Charter of the Craftsmen of the Slavonian-Srem Border
- Место: Zemun
- Date: 1769
- Material: paper, black ink
- Technique: written by hand
- Dimensions: 28 х 44 cm
- Inventory number: ZI 3825
Zemun acquired wealth and prestige as the main emporium in south-eastern Srem, but the number of its merchants was considerably smaller than the number of its inhabitants engaged in various crafts.
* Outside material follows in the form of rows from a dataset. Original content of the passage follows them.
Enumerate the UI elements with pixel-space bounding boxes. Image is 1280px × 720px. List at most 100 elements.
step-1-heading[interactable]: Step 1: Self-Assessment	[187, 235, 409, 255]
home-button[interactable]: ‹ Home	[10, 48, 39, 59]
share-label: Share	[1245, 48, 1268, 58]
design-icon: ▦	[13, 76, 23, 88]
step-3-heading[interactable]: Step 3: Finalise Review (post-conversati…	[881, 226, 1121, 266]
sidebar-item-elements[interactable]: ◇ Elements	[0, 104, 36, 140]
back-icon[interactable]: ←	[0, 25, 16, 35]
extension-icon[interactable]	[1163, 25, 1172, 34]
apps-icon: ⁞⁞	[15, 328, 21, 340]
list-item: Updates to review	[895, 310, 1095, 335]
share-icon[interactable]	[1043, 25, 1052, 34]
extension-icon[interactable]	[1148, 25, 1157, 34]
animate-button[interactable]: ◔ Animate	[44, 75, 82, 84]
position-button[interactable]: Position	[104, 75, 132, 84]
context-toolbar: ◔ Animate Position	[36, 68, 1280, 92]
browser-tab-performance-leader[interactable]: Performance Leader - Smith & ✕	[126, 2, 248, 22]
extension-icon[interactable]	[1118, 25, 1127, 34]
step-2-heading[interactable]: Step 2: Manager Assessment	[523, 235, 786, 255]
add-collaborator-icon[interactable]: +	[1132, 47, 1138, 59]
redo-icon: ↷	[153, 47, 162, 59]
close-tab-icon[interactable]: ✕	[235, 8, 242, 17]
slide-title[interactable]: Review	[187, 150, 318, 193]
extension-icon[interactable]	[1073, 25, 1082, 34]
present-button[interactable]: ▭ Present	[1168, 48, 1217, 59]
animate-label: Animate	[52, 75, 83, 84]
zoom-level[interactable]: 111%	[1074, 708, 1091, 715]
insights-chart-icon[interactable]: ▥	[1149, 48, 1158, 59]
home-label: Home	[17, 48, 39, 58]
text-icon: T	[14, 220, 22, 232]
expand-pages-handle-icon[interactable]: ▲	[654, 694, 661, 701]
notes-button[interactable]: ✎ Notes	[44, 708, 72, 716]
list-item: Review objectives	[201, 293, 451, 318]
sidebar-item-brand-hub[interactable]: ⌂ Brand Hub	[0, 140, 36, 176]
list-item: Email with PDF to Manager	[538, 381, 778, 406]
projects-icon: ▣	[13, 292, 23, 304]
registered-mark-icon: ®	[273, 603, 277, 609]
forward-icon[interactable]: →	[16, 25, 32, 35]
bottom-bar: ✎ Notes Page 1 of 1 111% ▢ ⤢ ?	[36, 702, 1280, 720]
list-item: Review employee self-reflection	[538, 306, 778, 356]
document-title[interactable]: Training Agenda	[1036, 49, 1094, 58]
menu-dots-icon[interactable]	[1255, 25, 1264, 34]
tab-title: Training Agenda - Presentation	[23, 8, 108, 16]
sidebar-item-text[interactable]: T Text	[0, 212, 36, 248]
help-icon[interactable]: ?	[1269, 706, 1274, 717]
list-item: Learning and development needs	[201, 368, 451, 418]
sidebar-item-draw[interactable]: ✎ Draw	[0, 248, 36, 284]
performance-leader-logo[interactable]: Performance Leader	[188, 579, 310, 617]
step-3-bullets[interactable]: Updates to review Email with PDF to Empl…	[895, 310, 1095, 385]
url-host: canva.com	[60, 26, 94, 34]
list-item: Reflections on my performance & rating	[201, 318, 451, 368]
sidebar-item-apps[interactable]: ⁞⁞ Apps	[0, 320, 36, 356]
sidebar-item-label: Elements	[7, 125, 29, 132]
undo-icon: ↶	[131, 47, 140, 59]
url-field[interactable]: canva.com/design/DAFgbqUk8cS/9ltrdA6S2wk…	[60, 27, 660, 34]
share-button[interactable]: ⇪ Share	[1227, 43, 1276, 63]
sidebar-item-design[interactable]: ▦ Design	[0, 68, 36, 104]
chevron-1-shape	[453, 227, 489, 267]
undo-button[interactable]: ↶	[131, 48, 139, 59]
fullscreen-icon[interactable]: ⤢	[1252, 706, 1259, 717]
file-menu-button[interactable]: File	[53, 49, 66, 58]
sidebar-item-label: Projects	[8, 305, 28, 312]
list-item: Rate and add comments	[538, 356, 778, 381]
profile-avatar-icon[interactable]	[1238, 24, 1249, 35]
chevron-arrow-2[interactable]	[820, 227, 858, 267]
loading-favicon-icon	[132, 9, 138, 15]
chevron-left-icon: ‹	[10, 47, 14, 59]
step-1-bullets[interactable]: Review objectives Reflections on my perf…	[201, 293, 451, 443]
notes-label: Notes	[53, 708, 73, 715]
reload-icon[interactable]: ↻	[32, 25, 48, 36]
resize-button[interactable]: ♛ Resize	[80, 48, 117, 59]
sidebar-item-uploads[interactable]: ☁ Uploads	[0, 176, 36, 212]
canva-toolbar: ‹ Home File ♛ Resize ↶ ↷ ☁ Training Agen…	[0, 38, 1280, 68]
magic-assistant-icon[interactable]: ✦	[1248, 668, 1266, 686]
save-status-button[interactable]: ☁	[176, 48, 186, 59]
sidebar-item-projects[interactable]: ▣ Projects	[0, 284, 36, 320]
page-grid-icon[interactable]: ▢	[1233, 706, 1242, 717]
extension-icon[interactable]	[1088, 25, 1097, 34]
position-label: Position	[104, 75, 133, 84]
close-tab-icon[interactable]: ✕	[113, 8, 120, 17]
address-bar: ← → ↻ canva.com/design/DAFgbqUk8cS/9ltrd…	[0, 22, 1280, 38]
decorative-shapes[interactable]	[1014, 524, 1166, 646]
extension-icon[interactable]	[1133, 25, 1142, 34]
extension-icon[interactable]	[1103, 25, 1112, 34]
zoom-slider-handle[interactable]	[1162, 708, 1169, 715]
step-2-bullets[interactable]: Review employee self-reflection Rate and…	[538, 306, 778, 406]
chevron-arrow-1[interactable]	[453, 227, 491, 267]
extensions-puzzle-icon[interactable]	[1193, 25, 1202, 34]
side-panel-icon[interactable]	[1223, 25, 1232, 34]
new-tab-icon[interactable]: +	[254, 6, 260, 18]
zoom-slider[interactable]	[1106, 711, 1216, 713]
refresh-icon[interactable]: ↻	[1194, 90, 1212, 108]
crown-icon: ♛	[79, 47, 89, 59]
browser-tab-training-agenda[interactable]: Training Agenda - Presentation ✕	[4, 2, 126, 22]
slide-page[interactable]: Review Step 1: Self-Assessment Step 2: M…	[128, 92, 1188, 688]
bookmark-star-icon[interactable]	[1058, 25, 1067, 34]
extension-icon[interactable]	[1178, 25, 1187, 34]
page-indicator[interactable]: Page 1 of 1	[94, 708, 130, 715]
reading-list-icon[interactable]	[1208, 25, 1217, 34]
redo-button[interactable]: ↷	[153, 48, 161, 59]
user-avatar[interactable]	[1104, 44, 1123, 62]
On 1 September 1768, Empress Maria Theresa granted, at the suggestion of Field Marshal Wolfersdorfer, a Charter to the craftsmen of the Slavonic-Srem Military Frontier and of the towns Petrovaradin, Zemun, Karlovci, Mitrovica and some other places. The Charter consisted of 20 articles and regulated all the relations within that occupational group. A provision of Article 2 guaranteed Orthodox craftsmen the right to form separate guilds. That was to become a bone of contention, particularly in Zemun, where the number of Orthodox inhabitants was several times greater than the number of Roman Catholics (in 1776 the ratio was more than four to one). Petrovaradin became the centre of the guild district, and the original of the Charter and the guild regulations were kept there. In Zemun, the Charter was translated into Serbian in 1769. In November 1770, the General Command confirmed the arrangement whereby twelve guild suborganizations were formed in Zemun: three Serbian, three German, and six Serbian-German. The organization of guilds prescribed by the Charter lasted nearly a century, until 1869, when free associations-cooperatives of craftsmen began to be set up in pursuance of a high order.